Moment a curious elephant wandered up to say hello

Thursday, December 2, 2010

Moment a curious elephant wandered up to say hello

Two women were given the nature close-up of their lives when a wild bull elephant approached their veranda as they sat out in the sun.

And quick-thinking photographer Marsel van Oosten made the most of the rare situation by capturing a holiday snap to remember.

He was staying at the Lower Zambezi National Park in Zambia with his wife, Daniella Sibbing, when the African elephant came to introduce himself.

As Daniella and lodge owner Lana De Villiers sit motionless, for fear of being trampled, the 43-year-old aimed his camera and took the breath-taking shot of the beast.

Dangerous: Photographer Marsel van Oosten waits for the African bull elephant to look up before snapping the photograph, only three feet from his veranda

Happy snappy: Dutch photographer Marsel van Oosten poses in the wildlife next to another bull elephant in Zambia
'The camp is located on the banks of the Zambezi River and set in a grove of Acacia trees which tower above the massive bull elephant that love feeding on them,’ said Dutchman van Oosten.

'They especially like the pods that fall from the trees and they actually shake the trees so that more pods fall down.

'The elephant in this shot was picking up the pods that were all over the camp, and slowly moved into the direction of the veranda.

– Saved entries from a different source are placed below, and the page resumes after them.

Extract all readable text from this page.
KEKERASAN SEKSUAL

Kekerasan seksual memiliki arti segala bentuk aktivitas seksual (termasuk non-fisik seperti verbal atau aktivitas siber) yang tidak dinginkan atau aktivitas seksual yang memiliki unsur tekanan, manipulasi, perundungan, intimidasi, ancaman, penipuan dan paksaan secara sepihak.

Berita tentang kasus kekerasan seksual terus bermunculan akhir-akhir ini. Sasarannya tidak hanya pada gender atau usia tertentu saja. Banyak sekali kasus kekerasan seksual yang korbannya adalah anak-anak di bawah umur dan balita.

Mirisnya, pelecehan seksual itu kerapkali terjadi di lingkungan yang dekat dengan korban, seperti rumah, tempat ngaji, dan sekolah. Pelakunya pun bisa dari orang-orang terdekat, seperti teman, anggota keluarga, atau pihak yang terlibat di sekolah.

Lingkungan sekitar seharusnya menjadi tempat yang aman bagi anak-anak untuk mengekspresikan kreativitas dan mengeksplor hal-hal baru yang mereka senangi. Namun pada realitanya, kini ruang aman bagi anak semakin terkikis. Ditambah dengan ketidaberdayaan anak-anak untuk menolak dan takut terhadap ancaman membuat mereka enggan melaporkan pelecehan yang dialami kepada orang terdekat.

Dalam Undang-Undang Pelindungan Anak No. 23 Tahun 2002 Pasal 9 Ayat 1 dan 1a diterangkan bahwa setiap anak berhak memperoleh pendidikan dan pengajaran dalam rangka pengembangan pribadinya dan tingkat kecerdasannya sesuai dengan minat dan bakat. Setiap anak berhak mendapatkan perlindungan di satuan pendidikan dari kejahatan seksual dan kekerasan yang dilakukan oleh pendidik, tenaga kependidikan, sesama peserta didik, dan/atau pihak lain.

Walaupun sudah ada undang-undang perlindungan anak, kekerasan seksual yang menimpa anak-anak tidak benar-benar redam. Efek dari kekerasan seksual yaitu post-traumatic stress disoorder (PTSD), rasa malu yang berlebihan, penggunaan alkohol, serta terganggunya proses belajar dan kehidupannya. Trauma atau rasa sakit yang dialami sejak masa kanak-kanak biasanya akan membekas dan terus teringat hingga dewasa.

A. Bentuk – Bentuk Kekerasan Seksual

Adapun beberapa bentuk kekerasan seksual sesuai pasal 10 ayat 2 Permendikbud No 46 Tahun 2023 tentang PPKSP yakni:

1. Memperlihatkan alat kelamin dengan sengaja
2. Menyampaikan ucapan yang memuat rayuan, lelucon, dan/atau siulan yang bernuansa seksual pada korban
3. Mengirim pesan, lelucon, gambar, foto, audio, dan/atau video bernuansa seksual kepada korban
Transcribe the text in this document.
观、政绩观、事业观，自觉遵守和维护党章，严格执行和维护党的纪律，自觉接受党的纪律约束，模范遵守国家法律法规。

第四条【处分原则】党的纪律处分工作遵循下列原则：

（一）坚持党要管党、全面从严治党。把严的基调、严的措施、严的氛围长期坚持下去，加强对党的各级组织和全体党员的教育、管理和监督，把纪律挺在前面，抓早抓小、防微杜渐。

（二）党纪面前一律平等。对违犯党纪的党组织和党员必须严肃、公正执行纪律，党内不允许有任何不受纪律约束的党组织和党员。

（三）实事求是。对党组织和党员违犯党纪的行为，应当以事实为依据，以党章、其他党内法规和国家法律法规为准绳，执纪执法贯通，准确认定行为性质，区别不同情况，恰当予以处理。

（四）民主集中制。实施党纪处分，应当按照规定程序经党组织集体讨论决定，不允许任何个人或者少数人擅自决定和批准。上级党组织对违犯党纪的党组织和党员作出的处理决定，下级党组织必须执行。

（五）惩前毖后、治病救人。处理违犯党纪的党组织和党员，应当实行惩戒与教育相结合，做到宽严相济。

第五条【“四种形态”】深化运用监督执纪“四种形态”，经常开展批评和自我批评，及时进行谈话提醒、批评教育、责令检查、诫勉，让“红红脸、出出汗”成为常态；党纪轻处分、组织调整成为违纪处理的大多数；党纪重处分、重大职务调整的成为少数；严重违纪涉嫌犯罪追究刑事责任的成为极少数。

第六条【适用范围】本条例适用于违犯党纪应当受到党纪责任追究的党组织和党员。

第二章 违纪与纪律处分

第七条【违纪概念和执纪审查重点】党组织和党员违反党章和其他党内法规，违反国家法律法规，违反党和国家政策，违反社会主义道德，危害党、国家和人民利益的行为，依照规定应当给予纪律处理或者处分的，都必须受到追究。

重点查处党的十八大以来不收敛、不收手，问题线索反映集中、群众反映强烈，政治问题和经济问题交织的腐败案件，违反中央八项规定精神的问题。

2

'It was the elephant that decided to move closer to the people, instead of the other way around - that was what made this such a special, if not slightly nerve-wrecking, experience.

'This is a wild elephant, and all wild animals are potentially dangerous. You should never try to get this close to an elephant.'

Big reception: The herd come marching though the Elephant Hotel reception - as they do every year, on the hunt for food

Welcome: An African elephant wanders through the Elephant Hotel in Zambia, as a herd do every October, as it's a traditional route
He added: 'I was reorganising my camera bag and cleaning my gear because it can be very dusty at times.

'When I saw the elephants approaching, I initially didn't see much of a photo opportunity as the light was getting quite harsh.

'But when this one elephant started to get closer and closer I quickly took my camera and positioned myself behind the women, hoping for the elephant to walk into the frame.

'When it was only a metre away, it looked up to check out the situation and that was when I took this shot.'

Traditional: The inside of the venue forms part of a traditional trail used by an elephant family for several years
It's a similar story at the Mfuwe Lodge in South Luangwa National Park, also in Zambia, where the elephants are more regular visitors.

The inside of the venue forms part of a traditional trail used by an elephant family for several years.

The unique spectacle occurs as up to 10 colossal African elephants stroll through reception on their way to their favourite mango trees inside the hotel compound.

Hotel developers in 1998 unwittingly built the hotel on the well-trodden route favoured by the elephants - but it was of little importance to the powerful animals who simply walked through the building like they were guests.

The herd marches to the hotel - and through it - at the end of October every year when the fruits ripen.